= Le Petit Duc =

Opéra comique in three acts by Charles Lecocq

Poster for 1888 revival at the Théâtre Eden

Le Petit Duc (/fr/; The Little Duke) is an opéra comique in three acts by Charles Lecocq. The French libretto was by Henri Meilhac and Ludovic Halévy.

==Performance history==
The opera was first presented at the Théâtre de la Renaissance, Paris, on 25 January 1878 and revived there in the 1879, 1881 and 1883 seasons with Granier. The first run – 301 performances – confirmed the stardom of Jeanne Granier and was a major financial success for the theatre, which took 6,000 francs a night.

The United States premiere was given on Broadway at Booth's Theatre on 17 March 1879 with a cast that included William H. MacDonald as Montlandry and Florence Ellis in the title role. It was staged again in Paris at the Théâtre Eden in 1888 (with Granier and Dupuis), the Bouffes-Parisiens in 1897 and the Théâtre des Variétés in 1904. It continued to be seen regularly in France up to the Second World War.

It was first performed in London on 27 April 1878, and then in 1881 Granier, Mily-Meyer, Alexandre, Jolly and Desclauzas appeared in a production. Its popularity was such that 1878 also saw premieres in Vienna, Berlin, Prague, Brussels, Amsterdam, Stockholm, Madrid, Turin and Budapest. New York (and Mexico) first saw the piece in March 1879, with other productions in America showing up to 1896.

==Roles and role creators==

| Role | Voice type | Premiere Cast, 25 January 1878 (Conductor: Raoul Madier de Montjau) |
| Duke of Parthenay | soprano | Jeanne Granier |
| Duchess Blanche of Parthenay | soprano | Mily-Meyer |
| Diane de Château-Lansac | mezzo-soprano | Marie Desclauzas |
| Frimousse | tenor | Jean-François Berthelier |
| Montlandry | baritone | Eugène Vauthier |
| De la Roche-Tonnerre | soprano | Léa d'Asco |
| De Navaille | tenor | Urbain |
| Bernard |  | Caliste |
| De Monchevrier |  | Elim |
| De Tanneville |  | Bovet |
| De Champvallier |  | Hervier |
| De Mérignac |  | Deberg |
| De Nancey |  | Desclos |
| De Pontgrivard |  | Duchosal |
| De Champlâtre | soprano | Piccolo |
| Julien |  | Panseron |
| Henri |  | Ribe |
| Helene |  | Lasselin |
| Gontran |  | Dianie |
| Gaston |  | Davenay |
| Saint Anémoine | mezzo-soprano |  |
Courtiers, soldiers, pupils

==Synopsis==
The first act of the opera is set in the Oeil-de-Boeuf at Versailles.

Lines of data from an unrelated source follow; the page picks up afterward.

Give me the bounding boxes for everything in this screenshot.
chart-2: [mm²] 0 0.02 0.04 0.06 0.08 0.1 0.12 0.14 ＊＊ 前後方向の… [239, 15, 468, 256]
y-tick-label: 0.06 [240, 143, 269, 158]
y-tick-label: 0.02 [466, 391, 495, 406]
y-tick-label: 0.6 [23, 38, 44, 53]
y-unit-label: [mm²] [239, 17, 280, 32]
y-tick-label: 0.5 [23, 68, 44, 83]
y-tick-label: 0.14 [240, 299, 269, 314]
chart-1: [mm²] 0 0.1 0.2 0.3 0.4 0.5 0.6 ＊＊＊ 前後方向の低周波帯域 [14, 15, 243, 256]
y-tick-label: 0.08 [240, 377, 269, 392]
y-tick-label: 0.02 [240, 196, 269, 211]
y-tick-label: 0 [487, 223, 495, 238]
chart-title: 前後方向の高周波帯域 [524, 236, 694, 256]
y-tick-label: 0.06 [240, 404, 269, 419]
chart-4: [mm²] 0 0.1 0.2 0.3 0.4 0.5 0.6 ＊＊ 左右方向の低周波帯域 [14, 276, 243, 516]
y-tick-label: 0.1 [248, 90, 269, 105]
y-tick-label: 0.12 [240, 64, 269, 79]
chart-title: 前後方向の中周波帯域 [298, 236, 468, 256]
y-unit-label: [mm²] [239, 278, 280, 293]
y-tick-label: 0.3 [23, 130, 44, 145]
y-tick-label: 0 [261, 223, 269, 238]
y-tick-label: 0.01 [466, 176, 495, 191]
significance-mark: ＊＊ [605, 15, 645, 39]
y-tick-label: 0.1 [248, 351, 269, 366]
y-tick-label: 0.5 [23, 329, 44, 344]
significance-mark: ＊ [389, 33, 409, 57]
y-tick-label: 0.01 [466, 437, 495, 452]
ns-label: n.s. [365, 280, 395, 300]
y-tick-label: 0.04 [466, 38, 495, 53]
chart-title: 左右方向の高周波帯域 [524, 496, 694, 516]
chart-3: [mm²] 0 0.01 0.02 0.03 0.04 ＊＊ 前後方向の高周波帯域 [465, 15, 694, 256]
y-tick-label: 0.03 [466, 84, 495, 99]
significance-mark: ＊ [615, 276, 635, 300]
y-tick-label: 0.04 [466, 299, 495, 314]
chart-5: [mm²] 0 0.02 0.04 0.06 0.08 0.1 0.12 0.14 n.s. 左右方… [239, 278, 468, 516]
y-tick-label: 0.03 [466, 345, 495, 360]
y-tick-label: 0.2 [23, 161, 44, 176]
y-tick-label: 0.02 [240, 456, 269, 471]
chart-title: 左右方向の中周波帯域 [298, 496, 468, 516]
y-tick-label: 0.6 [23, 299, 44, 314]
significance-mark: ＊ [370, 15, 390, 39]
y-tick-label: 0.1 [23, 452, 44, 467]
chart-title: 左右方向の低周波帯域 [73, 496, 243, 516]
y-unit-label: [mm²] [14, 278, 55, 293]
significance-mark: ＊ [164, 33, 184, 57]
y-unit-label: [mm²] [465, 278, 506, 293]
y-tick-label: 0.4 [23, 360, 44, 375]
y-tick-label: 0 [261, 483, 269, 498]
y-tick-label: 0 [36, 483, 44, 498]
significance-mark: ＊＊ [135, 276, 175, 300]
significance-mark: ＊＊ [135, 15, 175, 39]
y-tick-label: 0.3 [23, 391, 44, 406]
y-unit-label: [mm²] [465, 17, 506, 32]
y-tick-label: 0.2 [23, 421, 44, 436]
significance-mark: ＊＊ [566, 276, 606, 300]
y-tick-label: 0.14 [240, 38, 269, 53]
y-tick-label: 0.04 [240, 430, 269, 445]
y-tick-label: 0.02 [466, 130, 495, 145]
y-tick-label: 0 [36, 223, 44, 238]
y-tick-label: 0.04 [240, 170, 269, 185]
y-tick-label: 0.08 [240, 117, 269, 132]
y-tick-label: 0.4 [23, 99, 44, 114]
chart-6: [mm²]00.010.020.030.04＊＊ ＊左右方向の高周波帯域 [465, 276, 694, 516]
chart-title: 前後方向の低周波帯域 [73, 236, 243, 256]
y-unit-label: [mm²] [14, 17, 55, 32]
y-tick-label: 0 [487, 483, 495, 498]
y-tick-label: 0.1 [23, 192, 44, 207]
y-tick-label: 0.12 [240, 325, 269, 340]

The very young Duke of Parthenay has been married by his family to Blanche de Cambry, the young daughter of a rich family. Two tutors, Frimousse and Montlandry, are arguing. Although the adolescent couple would like to spend some time together, the families decide that as they are both very young, the wife should go to a private school for aristocratic ladies for two years, while the furious young husband is sent off to be the colonel of a regiment. He wants to get back to his wife, and leads the regiment to the convent school.

The second act opens at the ladies college in Lunéville run by Diane de Château-Lansac, and where Frimousse is teaching the girls. The principal learns that the regiment of Parthenay has surrounded her school. The little duke has meanwhile taken the disguise of a peasant girl while his men lay siege, and manages to gain entry to the school and meet his wife. However, the principal discovers them and tells him that war has broken out at the frontier. He and his men are forced to leave, along with Frimousse, who is dragged from his hiding place to go with them.

The setting for the third act, a camp by a battlefield, sees the duke's regiment arrive in time to help win victory for the French troops. Returning to his tent, the little duke discovers there his Blanche, who has run away from the school. As a recompense he is allowed to be fully reunited with his wife and they set off for Versailles to bring news of the French victory to the king.

==Recordings==
A recording of thirteen excerpts was made at the Théâtre des Champs-Élysées in Paris in 1953 with Nadine Renaux, Liliane Berton, Willy Clément, René Hérent and Freda Betti, conducted by Jules Gressier.